I have been diagnosed for about 10 years. Fairly late diagnosis inspite of saying to psychologists dealing with my two son's who were diagnosed - "I do things like this, could I have it too?" on occasion.., it was quite a few years later I was actually able to persuade someone to put me forward for some diagnostic tests. Like many, I was so often told I didn't have any of the signs of autism but lol, they'd also have a go if I got stressed about things they felt I shouldn't lol.
I can't say a diagnosis changed my life enormously. I still feel 'different' and 'unacceptable', as time has gone by I isolate more and more. I know I don't 'play the game' of social interactions very well. I have no friends, something which seems to be difficult for others to understand. Trusting people is challenging.
Fortunately, although I wasn't able to do this with my older son (who had a terrible time in mainstream schooling) but I was able to get my younger son an EHPC (yes, even after he was diagnosed schools said he couldn't possibly qualify for an EHCP, in spite of having difficulties with schooling).
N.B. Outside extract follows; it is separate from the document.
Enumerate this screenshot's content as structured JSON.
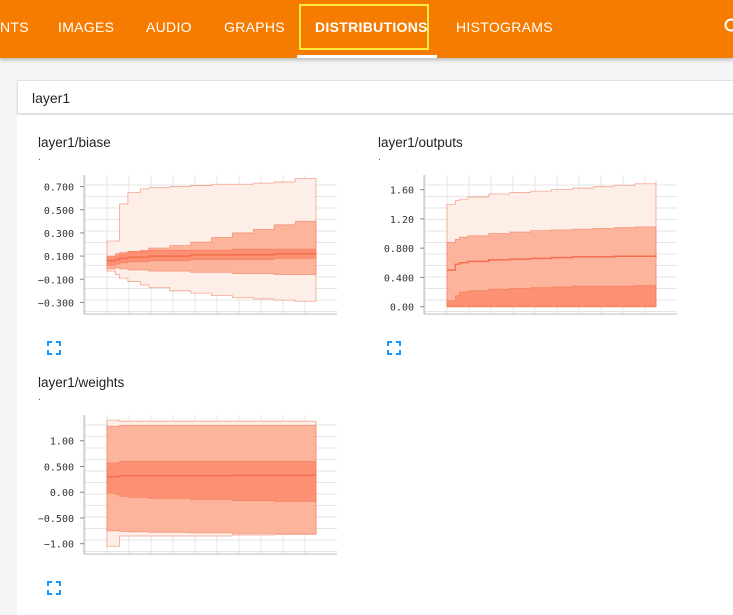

Seeing how he has gained confidence in a specialist school because he is one of a group of boys with ASD, made me suddenly think that maybe it would be good for me to try a forum for autistic adults for myself. I was watching Christine McGuiness's documentary on Autism, getting upset as it included things I could connect with and thought, I've got to do something with this.
So here I am. Do others feel a constant feeling of shame for the mistakes they've made and the things they find challenging. Its why I hide away most of the time.
Hope that's not too much detail!
Last edited by deannatrois on 22 Jul 2023, 9:40 pm, edited 1 time in total.